Gregor also had a feeling that some people wouldn’t accept the change, no matter how radical. He had that feeling because the very young man from the FBI who was standing on his stoop was a throwback—but not really, because he was much too young to be thrown back to anything. The Bureau had always had a reputation for treating the citizens of its country as if they were an alien invading force. It was a reputation it had earned, even though most Bureau agents had no more tolerance for red baiting, domestic spying, and “counterrevolutionary” campaigns than anyone else. The truth of the matter was, as long as old J. Edgar Hoover was alive, the Bureau had been two organizations, not one. Even after his death, the Bureau had continued as two organizations to one degree or another, at least as long as Gregor had been a member of it. To this side was the great majority of Bureau agents, “real policemen” as they liked to think of themselves, who handled all those nasty interstate crimes the Bureau had been founded to combat in the first place. Kidnapping, interstate bank robbery and international bank fraud, mob-connected trucking and union activities, smuggling, the bribery and extortion of national political figures—as long as you stayed away from drugs, real police work in the FBI could be much more interesting and much more exciting than the real police work in Dallas or New York. It had to be much more exciting than what those people over there did, which no one on this side ever quite figured out. “Infiltrating” the Yippies hardly seemed worth the bother.

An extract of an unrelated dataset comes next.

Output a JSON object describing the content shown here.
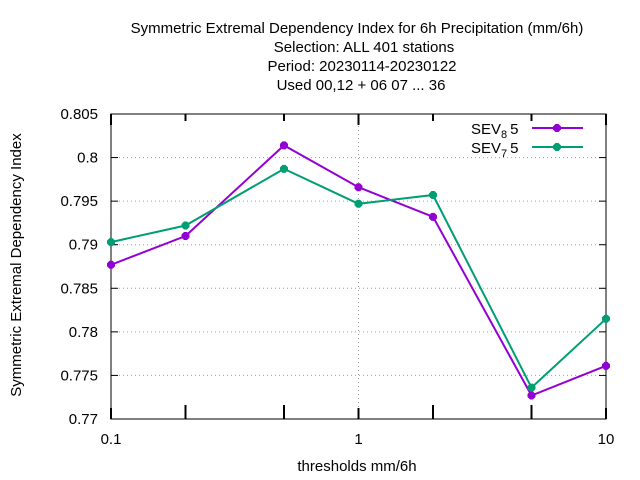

The organization accepted anyone who walked through the door and left its records lying around on desks for anyone at all to read. “Monitoring” the peace movement was worse, especially after 1973. For one thing, there wasn’t much left of it. For another, it did its business at rallies in public parks. Gregor was only sure of two things about what was going on over in that part of the Bureau’s ranks. One was that the regular agents were right, and that the whole domestic spying enterprise was Looney Tunes. The other was that all the Looney Tunes agents were Looney Tunes themselves.